Key Takeaways
- Authorizes sales of mutual funds and variable products.
- Requires passing Series 6 and Securities Industry Essentials exams.
- Cannot trade stocks, bonds, or options.
- License lapses without FINRA-registered firm employment.
What is Series 6?
The Series 6 license, officially known as the Investment Company and Variable Contracts Products Representative Qualification Exam, authorizes individuals to sell packaged securities like mutual funds, variable annuities, and unit investment trusts. Administered by FINRA, it is designed for entry-level financial professionals focusing on specific investment products rather than individual stocks or bonds.
Unlike broader licenses, Series 6 holders are limited to certain securities, making it ideal for roles that emphasize mutual funds and similar products within firms like investment companies.
Key Characteristics
The Series 6 license has distinct features that define its scope and requirements:
- Scope of Products: Permits selling mutual funds, variable annuities, variable life insurance, unit investment trusts, and municipal fund securities such as 529 plans.
- Entry-Level Focus: Targets professionals starting in financial services, requiring passing the Securities Industry Essentials (SIE) exam first.
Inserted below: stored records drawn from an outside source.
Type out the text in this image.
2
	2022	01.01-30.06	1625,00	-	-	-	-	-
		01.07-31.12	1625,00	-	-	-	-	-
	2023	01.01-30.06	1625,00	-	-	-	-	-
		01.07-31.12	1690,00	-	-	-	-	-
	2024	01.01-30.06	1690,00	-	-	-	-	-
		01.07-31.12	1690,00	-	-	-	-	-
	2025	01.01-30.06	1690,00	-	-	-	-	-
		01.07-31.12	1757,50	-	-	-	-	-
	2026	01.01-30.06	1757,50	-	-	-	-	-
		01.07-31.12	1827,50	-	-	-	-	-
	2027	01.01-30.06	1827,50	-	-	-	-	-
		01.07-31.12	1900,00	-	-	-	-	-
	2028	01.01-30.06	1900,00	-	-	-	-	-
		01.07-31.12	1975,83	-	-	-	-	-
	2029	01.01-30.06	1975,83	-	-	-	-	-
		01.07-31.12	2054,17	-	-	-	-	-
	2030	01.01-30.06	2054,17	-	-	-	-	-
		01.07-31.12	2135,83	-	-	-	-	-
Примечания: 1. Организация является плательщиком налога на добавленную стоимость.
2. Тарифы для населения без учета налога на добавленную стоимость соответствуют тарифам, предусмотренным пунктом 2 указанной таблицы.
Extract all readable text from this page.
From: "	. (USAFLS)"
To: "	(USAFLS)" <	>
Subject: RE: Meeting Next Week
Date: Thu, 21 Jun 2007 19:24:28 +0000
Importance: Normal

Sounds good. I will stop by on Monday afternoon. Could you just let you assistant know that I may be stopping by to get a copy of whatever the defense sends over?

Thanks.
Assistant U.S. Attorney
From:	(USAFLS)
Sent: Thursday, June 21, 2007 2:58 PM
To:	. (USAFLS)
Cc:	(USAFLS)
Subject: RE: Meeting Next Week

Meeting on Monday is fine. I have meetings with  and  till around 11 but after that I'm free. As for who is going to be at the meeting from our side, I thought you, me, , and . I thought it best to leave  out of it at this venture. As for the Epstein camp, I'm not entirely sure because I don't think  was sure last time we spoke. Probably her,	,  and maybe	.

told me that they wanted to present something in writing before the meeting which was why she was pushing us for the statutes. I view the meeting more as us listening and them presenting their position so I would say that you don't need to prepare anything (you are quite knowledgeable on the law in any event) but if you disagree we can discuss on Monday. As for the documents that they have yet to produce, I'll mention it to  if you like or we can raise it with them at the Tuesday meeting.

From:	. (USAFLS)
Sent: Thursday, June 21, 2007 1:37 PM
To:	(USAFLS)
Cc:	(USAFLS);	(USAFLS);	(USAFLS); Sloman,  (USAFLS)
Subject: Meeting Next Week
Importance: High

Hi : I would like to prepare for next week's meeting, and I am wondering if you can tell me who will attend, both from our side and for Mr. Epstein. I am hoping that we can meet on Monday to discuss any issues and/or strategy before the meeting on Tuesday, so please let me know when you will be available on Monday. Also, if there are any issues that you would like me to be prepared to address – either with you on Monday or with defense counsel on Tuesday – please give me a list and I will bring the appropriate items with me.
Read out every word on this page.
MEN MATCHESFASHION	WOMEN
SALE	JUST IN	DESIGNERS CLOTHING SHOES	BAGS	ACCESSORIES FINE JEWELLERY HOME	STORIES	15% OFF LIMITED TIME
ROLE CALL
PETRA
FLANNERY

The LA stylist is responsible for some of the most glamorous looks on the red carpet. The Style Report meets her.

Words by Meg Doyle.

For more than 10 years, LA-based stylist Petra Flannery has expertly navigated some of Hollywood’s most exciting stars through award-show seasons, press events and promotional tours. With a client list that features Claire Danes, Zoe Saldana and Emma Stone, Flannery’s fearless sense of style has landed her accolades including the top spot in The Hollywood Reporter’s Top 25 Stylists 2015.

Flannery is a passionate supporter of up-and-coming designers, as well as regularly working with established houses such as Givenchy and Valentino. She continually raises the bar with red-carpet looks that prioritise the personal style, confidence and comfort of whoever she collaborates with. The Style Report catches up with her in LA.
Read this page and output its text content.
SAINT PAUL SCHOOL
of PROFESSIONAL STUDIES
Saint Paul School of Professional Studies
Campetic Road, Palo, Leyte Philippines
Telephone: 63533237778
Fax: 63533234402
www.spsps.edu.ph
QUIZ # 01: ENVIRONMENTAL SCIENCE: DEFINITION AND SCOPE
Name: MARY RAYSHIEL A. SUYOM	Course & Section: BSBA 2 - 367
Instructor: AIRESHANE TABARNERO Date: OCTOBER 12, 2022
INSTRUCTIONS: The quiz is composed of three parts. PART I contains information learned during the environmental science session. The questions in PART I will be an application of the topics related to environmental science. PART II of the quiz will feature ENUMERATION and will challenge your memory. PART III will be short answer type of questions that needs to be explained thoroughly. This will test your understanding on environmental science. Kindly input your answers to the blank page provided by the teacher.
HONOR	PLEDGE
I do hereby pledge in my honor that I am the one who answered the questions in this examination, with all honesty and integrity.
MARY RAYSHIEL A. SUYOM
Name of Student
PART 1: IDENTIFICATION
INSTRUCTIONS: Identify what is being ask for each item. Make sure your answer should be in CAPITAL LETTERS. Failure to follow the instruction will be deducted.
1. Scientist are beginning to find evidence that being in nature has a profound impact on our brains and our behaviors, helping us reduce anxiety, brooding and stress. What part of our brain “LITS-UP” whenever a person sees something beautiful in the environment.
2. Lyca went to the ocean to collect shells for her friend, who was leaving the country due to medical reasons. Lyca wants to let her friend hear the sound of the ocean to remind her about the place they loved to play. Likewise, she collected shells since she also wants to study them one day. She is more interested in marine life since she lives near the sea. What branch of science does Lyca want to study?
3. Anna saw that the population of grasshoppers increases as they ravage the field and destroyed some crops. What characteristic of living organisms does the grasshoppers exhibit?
- State Registration: Most candidates must pass the Series 63 exam for state law compliance alongside Series 6.
- Limited Trading Rights: Does not authorize trading of individual stocks, ETFs, or bonds, differentiating it from broader licenses.
- Continuing Education: License maintenance requires ongoing FINRA education and employment with a registered firm.
How It Works
To obtain the Series 6 license, you must first pass the SIE exam and secure sponsorship from a FINRA-member firm that files the necessary registration forms. The Series 6 exam itself comprises 100 multiple-choice questions assessing knowledge of packaged securities and client suitability.
Once licensed, you can solicit and process sales of permitted products, focusing on client needs such as retirement income or education savings. Compliance with state securities laws is ensured by passing the Series 63 exam in most jurisdictions, aligning with "Blue Sky" regulations.
Examples and Use Cases
Professionals holding the Series 6 license often work in roles that combine insurance and investment products, offering clients tailored portfolios:
- Retirement Planning: Selling variable annuities to clients aiming for steady income streams during retirement.
- College Savings: Advising families on 529 plans and municipal fund securities for education funding.
- Mutual Fund Sales: Working with Delta employees or retirees who prefer diversified mutual fund options within their portfolios.
- Financial Advisors: Integrating mutual funds and insurance products while guiding clients toward low-cost options like those found in low-cost index funds.
Important Considerations
While the Series 6 license opens doors to packaged securities sales, it restricts you from handling individual stocks or ETFs, which may limit your product offerings compared to a Series 7 license. Staying current with FINRA continuing education requirements is essential to maintain your registration and client trust.
If you aim to expand your product range beyond packaged investments, consider additional licensing. Meanwhile, understanding concepts like A shares can enhance your ability to explain mutual fund fee structures effectively to clients.
Final Words
The Series 6 license is essential for professionals focusing on packaged securities like mutual funds and variable annuities. To move forward, ensure you meet the exam prerequisites and secure firm sponsorship to begin the licensing process.
Frequently Asked Questions
The Series 6 license qualifies individuals to sell packaged securities products such as mutual funds, variable annuities, variable life insurance, unit investment trusts, and municipal fund securities like 529 plans. It is designed for entry-level financial representatives and is administered by FINRA.
To obtain the Series 6 license, candidates must first pass the Securities Industry Essentials (SIE) exam and then the Series 6 exam itself. Additionally, passing the Series 63 exam is required in most states to comply with state securities laws.
Holders of the Series 6 license can sell mutual funds, variable annuities, variable life insurance, unit investment trusts, and municipal fund securities like 529 savings plans. However, they cannot trade individual stocks, ETFs, bonds, or options.
Yes, candidates must be sponsored by a FINRA member firm or self-regulatory organization, which files the necessary registration forms and handles background checks and exam fees before you can take the Series 6 exam.
The Series 6 exam consists of 100 multiple-choice questions, lasts 135 minutes, and requires a 70% score to pass. It tests knowledge of packaged securities products, client suitability, regulations, and transaction procedures.
The Series 6 license is valid only while you are employed with a FINRA-registered firm. If your employment ends or your registration expires, the license lapses and you must re-register with another firm to maintain your license.
License holders must complete FINRA's Continuing Education requirements, which include the Regulatory Element (annual online training) and the Firm Element (firm-specific training), to keep their Series 6 license active and in good standing.
The Series 6 license is ideal for insurance professionals or entry-level financial advisors who want to offer packaged investment products like mutual funds and variable annuities, often complementing insurance sales or retirement planning services.